Rechtspraak
Rechtbank Limburg (Locatie Roermond), 31 januari 2025
ECLI:NL:RBLIM:2025:803
Feiten
Bospop is een stichting die zich richt op het organiseren van culturele en muzikale activiteiten, waaronder het jaarlijkse driedaagse festival "Bospop Weert". Werknemer is sinds 2000 als vrijwilliger betrokken bij Bospop. In december 2021 is een vrijwilligersovereenkomst gesloten, die in maart 2022 is aangepast. Deze overeenkomst is door Bospop opgezegd in september 2024, met een einddatum van december 2024. Naast zijn vrijwillige werk is werknemer op 1 juli 2022 in dienst getreden bij Bospop voor acht uur per week. Hij ontvangt een salaris van € 840 bruto per maand, exclusief vakantiegeld en andere emolumenten. Werknemer maakt deel uit van het managementteam van Bospop, samen met drie bestuursleden, onder wie de oprichter van het festival, naam 1, en zeven andere medewerkers. Werknemer is tevens middellijk bestuurder en enig aandeelhouder van zijn eigen bv, die op 15 maart 2017 een barter-/sponsorovereenkomst met Bospop heeft gesloten. Deze samenwerking duurde tot de festivaleditie van juli 2023. Er is een geschil tussen Bospop en de bv van werknemer over de domeinnaam www.bospop.nl. Bospop verzoekt in dit geding de arbeidsovereenkomst van werknemer te ontbinden op primair het bestaan van een ernstig en duurzaam verstoorde arbeidsverhouding, subsidiair verwijtbaar handelen van werknemer en meer subsidiair een combinatie van omstandigheden. Werknemer stelt zich op het standpunt dat Bospop het ontbindingsverzoek niet had mogen indienen, omdat zij niet overeenkomstig artikel 10 lid 1 van het huishoudelijk reglement heeft gehandeld.
Oordeel
De kantonrechter oordeelt als volgt. Op de arbeidsovereenkomst is het huishoudelijk reglement van toepassing, waarin regels staan voor ontslag van managementteamleden. Artikel 10 van dit reglement bepaalt dat ontslag alleen kan plaatsvinden bij eenparig besluit van het bestuur, eenparig besluit van het managementteam, of een besluit met volstrekte meerderheid van beide, in een speciaal daartoe bijeengeroepen vergadering. Bospop stelt dat alle acht bestuursleden via e-mail op 19 augustus 2024 zijn uitgenodigd voor de bestuursvergadering van 28 augustus 2024, waarin de besluitvorming over het ontslag van de werknemer op de agenda stond. Tijdens de vergadering waren zeven bestuursleden aanwezig, aangezien één bestuurslid ziek was. Vier bestuursleden stemden voor het ontslag, drie tegen, wat resulteerde in een meerderheid van stemmen voor beëindiging van de arbeidsverhouding. Volgens Bospop is de besluitvorming in lijn met de statuten, waarin staat dat besluiten met een gewone meerderheid van stemmen kunnen worden genomen, tenzij de statuten een grotere meerderheid voorschrijven.

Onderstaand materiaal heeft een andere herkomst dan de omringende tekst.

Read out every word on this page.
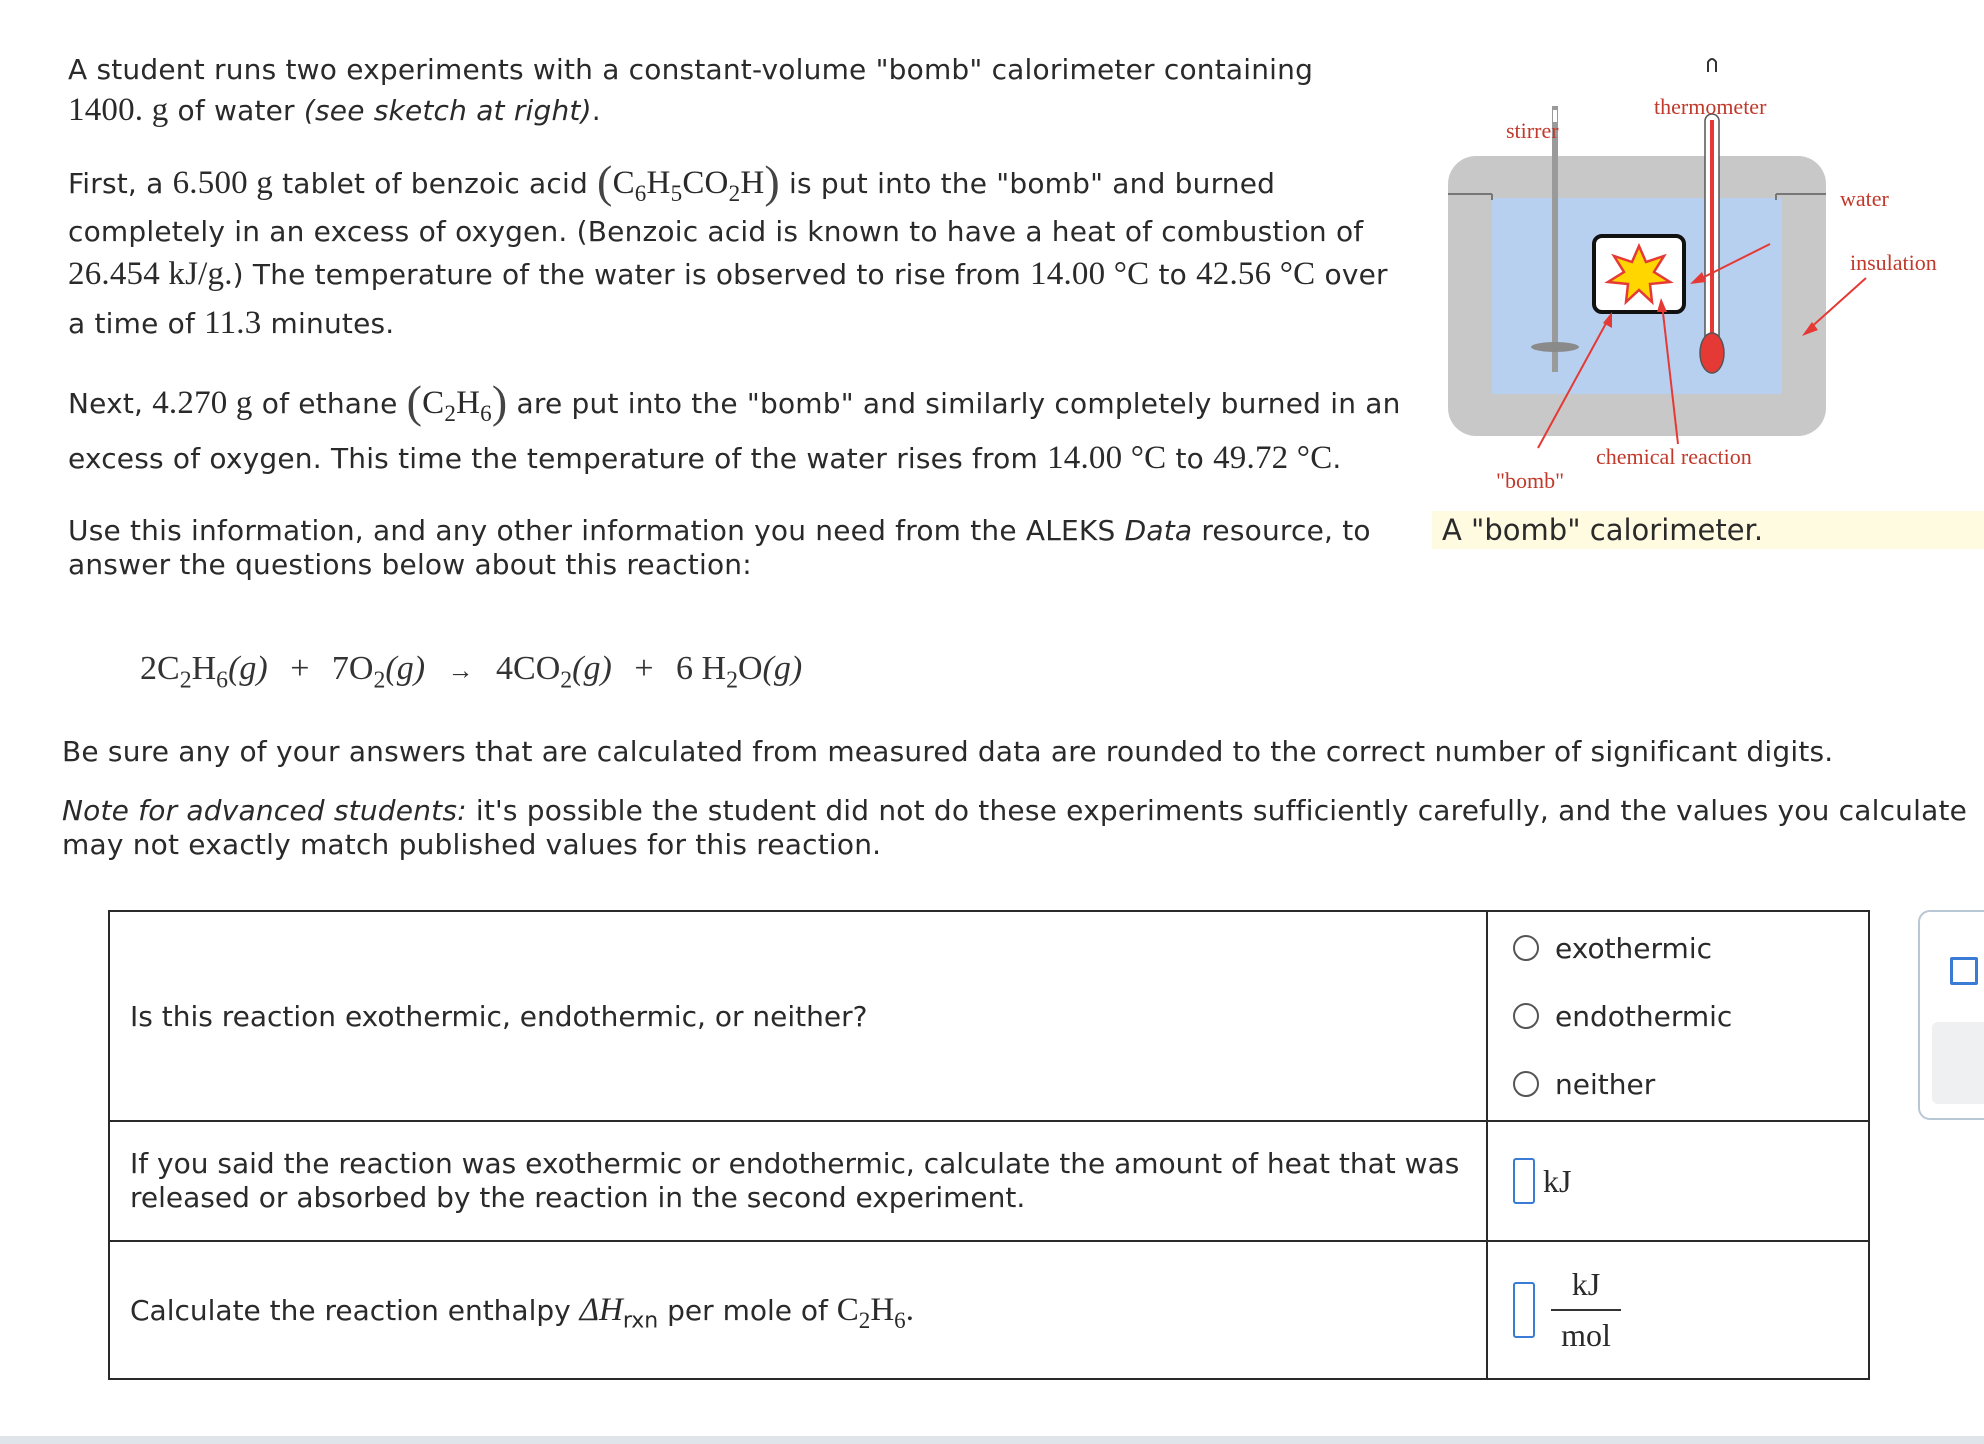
A student runs two experiments with a constant-volume "bomb" calorimeter containing
1400. g of water (see sketch at right).
First, a 6.500 g tablet of benzoic acid $(C_6H_5CO_2H)$ is put into the "bomb" and burned
completely in an excess of oxygen. (Benzoic acid is known to have a heat of combustion of
26.454 kJ/g.) The temperature of the water is observed to rise from 14.00 °C to 42.56 °C over
a time of 11.3 minutes.
Next, 4.270 g of ethane $(C_2H_6)$ are put into the "bomb" and similarly completely burned in an
excess of oxygen. This time the temperature of the water rises from 14.00 °C to 49.72 °C.
Use this information, and any other information you need from the ALEKS Data resource, to
answer the questions below about this reaction:
stirrer
thermometer
water
insulation
chemical reaction
"bomb"
A "bomb" calorimeter.
$2C_2H_6(g) + 7O_2(g) \to 4CO_2(g) + 6$ $H_2O(g)$
Be sure any of your answers that are calculated from measured data are rounded to the correct number of significant digits.
Note for advanced students: it's possible the student did not do these experiments sufficiently carefully, and the values you calculate
may not exactly match published values for this reaction.
Is this reaction exothermic, endothermic, or neither?	exothermic
endothermic
neither

If you said the reaction was exothermic or endothermic, calculate the amount of heat that was
released or absorbed by the reaction in the second experiment.	kJ

Calculate the reaction enthalpy $\Delta H_{rxn}$ per mole of $C_2H_6$.	kJ
mol
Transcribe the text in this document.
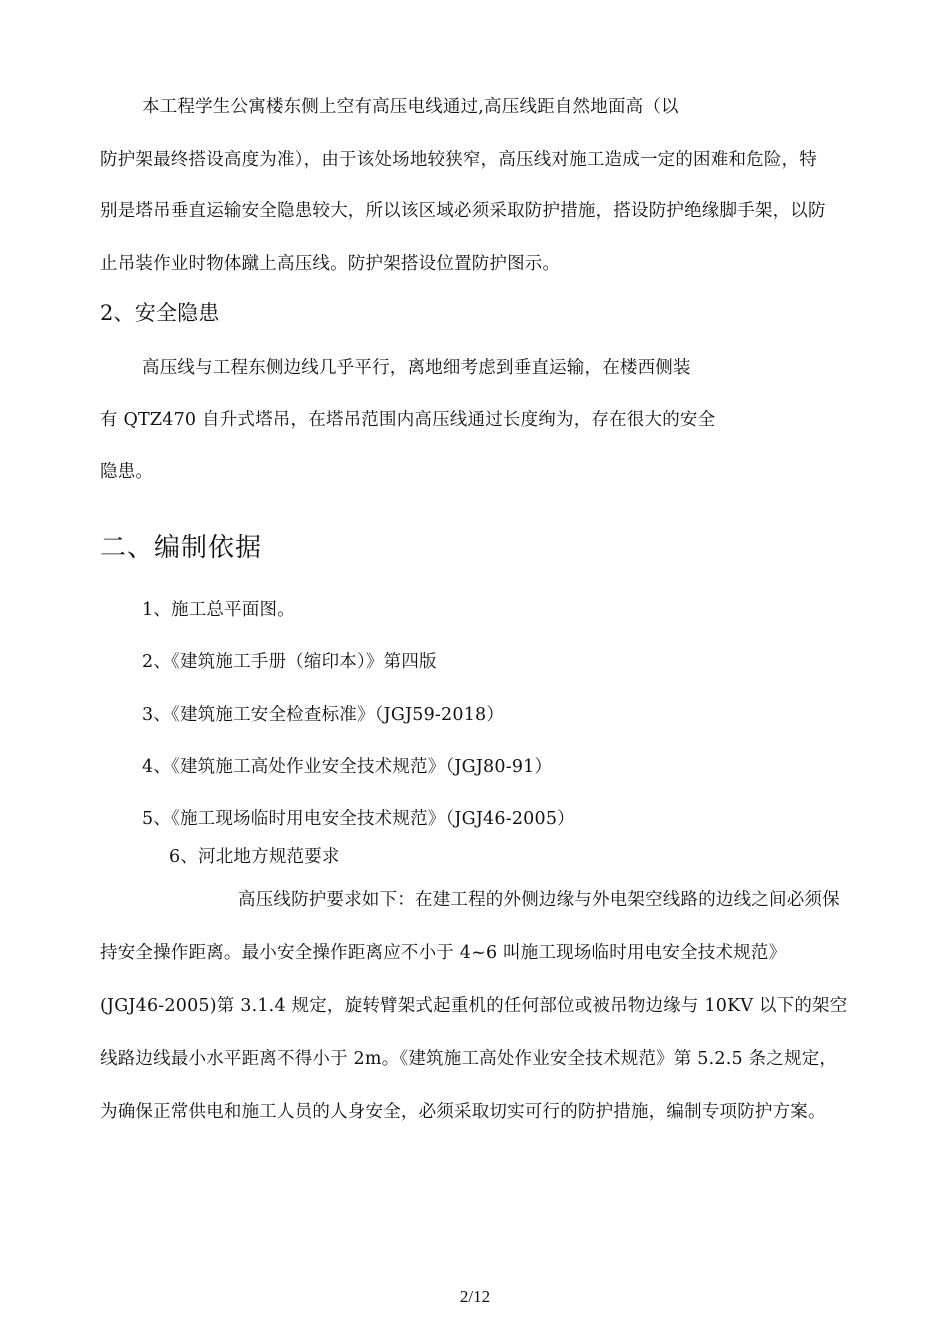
本工程学生公寓楼东侧上空有高压电线通过,高压线距自然地面高（以
防护架最终搭设高度为准），由于该处场地较狭窄，高压线对施工造成一定的困难和危险，特
别是塔吊垂直运输安全隐患较大，所以该区域必须采取防护措施，搭设防护绝缘脚手架，以防
止吊装作业时物体蹴上高压线。防护架搭设位置防护图示。
2、安全隐患
高压线与工程东侧边线几乎平行，离地细考虑到垂直运输，在楼西侧装
有 QTZ470 自升式塔吊，在塔吊范围内高压线通过长度绚为，存在很大的安全
隐患。
二、编制依据
1、施工总平面图。
2、《建筑施工手册（缩印本）》第四版
3、《建筑施工安全检查标准》（JGJ59-2018）
4、《建筑施工高处作业安全技术规范》（JGJ80-91）
5、《施工现场临时用电安全技术规范》（JGJ46-2005）
6、河北地方规范要求
高压线防护要求如下：在建工程的外侧边缘与外电架空线路的边线之间必须保
持安全操作距离。最小安全操作距离应不小于 4~6 叫施工现场临时用电安全技术规范》
(JGJ46-2005)第 3.1.4 规定，旋转臂架式起重机的任何部位或被吊物边缘与 10KV 以下的架空
线路边线最小水平距离不得小于 2m。《建筑施工高处作业安全技术规范》第 5.2.5 条之规定，
为确保正常供电和施工人员的人身安全，必须采取切实可行的防护措施，编制专项防护方案。
2/12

Het argument van Bospop gaat echter niet op. Hoewel het huishoudelijk reglement bepaalt dat de statuten prevaleren bij strijd, is er geen aanwijzing dat de arbeidsverhouding van de werknemer ook door de statuten van Bospop wordt beheerst. De statuten bevatten namelijk geen specifieke regels over de beëindiging van de arbeidsovereenkomst met leden van het managementteam. Daarom kan de bepaling in het huishoudelijk reglement niet terzijde worden gelegd op basis van de statuten, en blijft Bospop gebonden aan artikel 10 lid 1 van het huishoudelijk reglement.
Het ontslagverzoek wordt afgewezen, omdat Bospop niet heeft voldaan aan de eisen van het huishoudelijk reglement. Er is geen eenparig besluit van het bestuur of het managementteam, en geen speciaal daartoe bijeengeroepen vergadering. Ook de verklaring van het managementteam wordt niet geacht gelijk te staan aan een formeel besluit tijdens een vergadering.
Bospop heeft de gemaakte afspraken over de ontslagprocedure niet nageleefd, wat betekent dat het verzoek tot ontbinding van de arbeidsovereenkomst niet toewijsbaar is. Omdat de arbeidsovereenkomst niet wordt ontbonden, wordt ook het verzoek om een transitievergoeding afgewezen.